Da qualche giorno, passo le mie serate di reclusione antivirus con Brigitte Bardot. Posseggo tutti i suoi film rintracciabili in dvd e ho deciso di proiettarmeli in una retrospettiva personalizzata. Molti di questi film non sono certo dei capolavori, ma la presenza di BB li rende imperdibili. Ne consiglio la visione. Cercateli su internet o su Amazon, ce n’è qualcuno su Youtube.

Se Greta Garbo, mito svedese della celluloide, decise di abbandonare il cinema nel 1941 all’età di trentasei anni, l’annuncio del ritiro di Bardot arrivò nel 1974, quando stava per compiere quarant’anni. Le motivazioni della repentina decisione è stata lei stessa a raccontarle nell’autobiografia (Mi chiamano B. B., Bompiani, 1996):
Sentii improvvisamente di non poterne più di quel mondo di false apparenze che mi imprigionava allontanandomi dai valori autentici della vita… Avevo solo una vita, e doveva essere a mia immagine…
Non ci sarebbero stati ripensamenti, se non per qualche apparizione televisiva come cantante con l’ausilio di Serge Gainsbourg, tra i geniacci della musica francese. Tutte le sue energie confluirono nella Fondazione animalista che reca il suo nome.

L’immagine pubblica di Brigitte Bardot è legata inizialmente alla protagonista di E Dio creò la donna (1956), regia di Roger Vadim, primo marito di Brigitte. Nel film, Juliette/Bardot è una senza famiglia, dilaniata dalla necessità dell’amore e dall’attenzione che le riservano gli uomini. Si veste con una comoda tunica o con gli inseparabili blue-jeans. Cammina a piedi scalzi, si sente attratta e respinta da coloro che vogliono possederla. Non ha sensi di colpa, non ha inibizioni. È bellissima, non sa di esserlo. BB è alle prese con un giovanissimo Jean-Louis Trintignant (alle fine delle riprese, Bardot abbandonò Vadim per Trintignant e decise di acquistare la villa La Madrague a Saint-Tropez, location della pellicola dove vive tuttora),
In seguito, sarebbero arrivati film dove appare il ritratto della libertà assoluta. È enigmatica e imprendibile, come nell’episodio di cui è protagonista con Alain Delon nel film Tre passi nel delirio (1967) di Louis Malle. O luciferina, come in La ragazza del peccato (1958), regia di Claude Autant-Lara, con la grande interpretazione di Jean Gabin.
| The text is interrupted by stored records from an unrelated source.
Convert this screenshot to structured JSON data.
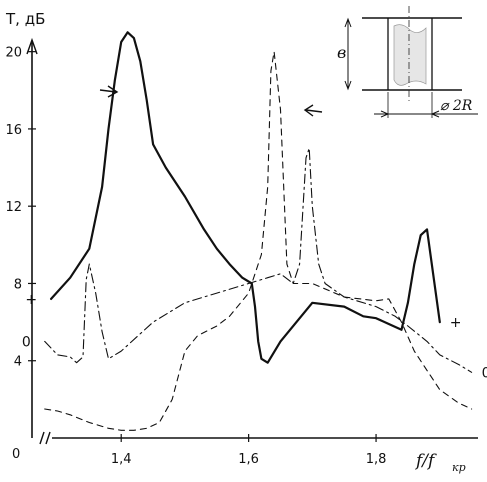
{
  "chart_data": {
    "type": "line",
    "ylabel": "T, дБ",
    "xlabel": "f/f",
    "xlabel_sub": "кр",
    "origin_label": "0",
    "xlim": [
      1.26,
      1.96
    ],
    "ylim": [
      0,
      20.5
    ],
    "xticks": [
      {
        "value": 1.4,
        "label": "1,4"
      },
      {
        "value": 1.6,
        "label": "1,6"
      },
      {
        "value": 1.8,
        "label": "1,8"
      }
    ],
    "yticks": [
      {
        "value": 4,
        "label": "4"
      },
      {
        "value": 8,
        "label": "8"
      },
      {
        "value": 12,
        "label": "12"
      },
      {
        "value": 16,
        "label": "16"
      },
      {
        "value": 20,
        "label": "20"
      }
    ],
    "series": [
      {
        "style": "solid",
        "end_label": "+",
        "x": [
          1.29,
          1.32,
          1.35,
          1.37,
          1.38,
          1.39,
          1.4,
          1.41,
          1.42,
          1.43,
          1.44,
          1.45,
          1.47,
          1.5,
          1.53,
          1.55,
          1.57,
          1.59,
          1.605,
          1.61,
          1.615,
          1.62,
          1.63,
          1.65,
          1.7,
          1.75,
          1.78,
          1.8,
          1.82,
          1.84,
          1.85,
          1.86,
          1.87,
          1.88,
          1.9
        ],
        "y": [
          7.2,
          8.3,
          9.8,
          13.0,
          16.0,
          18.5,
          20.5,
          21.0,
          20.7,
          19.5,
          17.5,
          15.2,
          14.0,
          12.5,
          10.8,
          9.8,
          9.0,
          8.3,
          8.0,
          6.8,
          5.0,
          4.1,
          3.9,
          5.0,
          7.0,
          6.8,
          6.3,
          6.2,
          5.9,
          5.6,
          7.0,
          9.0,
          10.5,
          10.8,
          6.0
        ]
      },
      {
        "style": "dash-dot",
        "end_label": "0",
        "x": [
          1.28,
          1.3,
          1.32,
          1.33,
          1.34,
          1.345,
          1.35,
          1.36,
          1.37,
          1.38,
          1.4,
          1.45,
          1.5,
          1.55,
          1.6,
          1.63,
          1.65,
          1.67,
          1.68,
          1.69,
          1.695,
          1.7,
          1.71,
          1.72,
          1.75,
          1.8,
          1.83,
          1.85,
          1.88,
          1.9,
          1.93,
          1.95
        ],
        "y": [
          5.0,
          4.3,
          4.2,
          3.9,
          4.2,
          8.2,
          9.0,
          7.5,
          5.5,
          4.1,
          4.5,
          6.0,
          7.0,
          7.5,
          8.0,
          8.3,
          8.5,
          8.0,
          9.0,
          14.5,
          15.0,
          12.0,
          9.0,
          8.0,
          7.3,
          6.8,
          6.3,
          5.8,
          5.0,
          4.3,
          3.8,
          3.4
        ]
      },
      {
        "style": "dashed",
        "x": [
          1.28,
          1.3,
          1.32,
          1.35,
          1.38,
          1.4,
          1.42,
          1.44,
          1.46,
          1.48,
          1.5,
          1.52,
          1.55,
          1.57,
          1.6,
          1.62,
          1.63,
          1.635,
          1.64,
          1.65,
          1.66,
          1.67,
          1.7,
          1.75,
          1.8,
          1.82,
          1.84,
          1.86,
          1.88,
          1.9,
          1.93,
          1.95
        ],
        "y": [
          1.5,
          1.4,
          1.2,
          0.8,
          0.5,
          0.4,
          0.4,
          0.5,
          0.8,
          2.0,
          4.5,
          5.3,
          5.8,
          6.3,
          7.5,
          9.5,
          13.0,
          19.0,
          20.0,
          17.0,
          9.0,
          8.0,
          8.0,
          7.3,
          7.1,
          7.2,
          6.0,
          4.5,
          3.5,
          2.5,
          1.8,
          1.5
        ]
      }
    ],
    "annotations": [
      {
        "text": "⌀ 2R"
      },
      {
        "text": "в"
      }
    ]
  }
}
Un piacere visivo rivederli entrambi. Segnalo anche Shalako (1968) con Sean Connery, Viva Maria (1965) con Jeanne Moreau, e Le Pistolere (1972) con Claudia Cardinale. Quasi inguardabile invece il suo ultimo film Colinotte l’alza sottane (1973), che rivedrò solo per completezza.

Sull’immagine di Brigitte si sono caricati i bisogni di modernizzazione degli anni Cinquanta che si sarebbero concretizzati con la rottura del costume bacchettone e moralista provocata dal movimento del 1968. Due film d’autore che ho rivisto mi sono molto piaciuti: Vita privata (1961) di Louis Malle con Marcello Mastroianni, dove Brigitte interpreta le gesta sfortunate di un’attrice vittima del successo, e Il disprezzo (1963), regia di Jean-Luc Godard, con Michel Piccoli, ambientato a Capri nella villa dello scrittore Curzio Malaparte e tratto da un racconto di Alberto Moravia.

Tutte le coetanee di BB dell’epoca iniziarono a vestirsi, pettinarsi e truccarsi come lei, usando i jeans come abito da sera. E la femminilità liberata della Bardot avrebbe aperto la strada ad altri personaggi moderni e contemporanei della cinematografia francese: Jeanne Moreau, Jane Birkin, Isabelle Adjani, Fanny Ardant, Emmanuelle Béart, Juliette Binoche. Tutte queste attrici sono un po’ sorelle o figlie della Bardot.
Fa perciò una certa impressione che Madame liberté, come è stata ribattezzata BB dai suoi connazionali negli anni Sessanta, sia una convinta sostenitrice del partito di Marine Le Pen. L’ammirazione per BB e per il ruolo che ricopre nell’immaginario collettivo prevale sulle stupidaggini che dice quando parla di politica come signora Brigitte Anne-Marie Bardot residente a Saint-Tropez.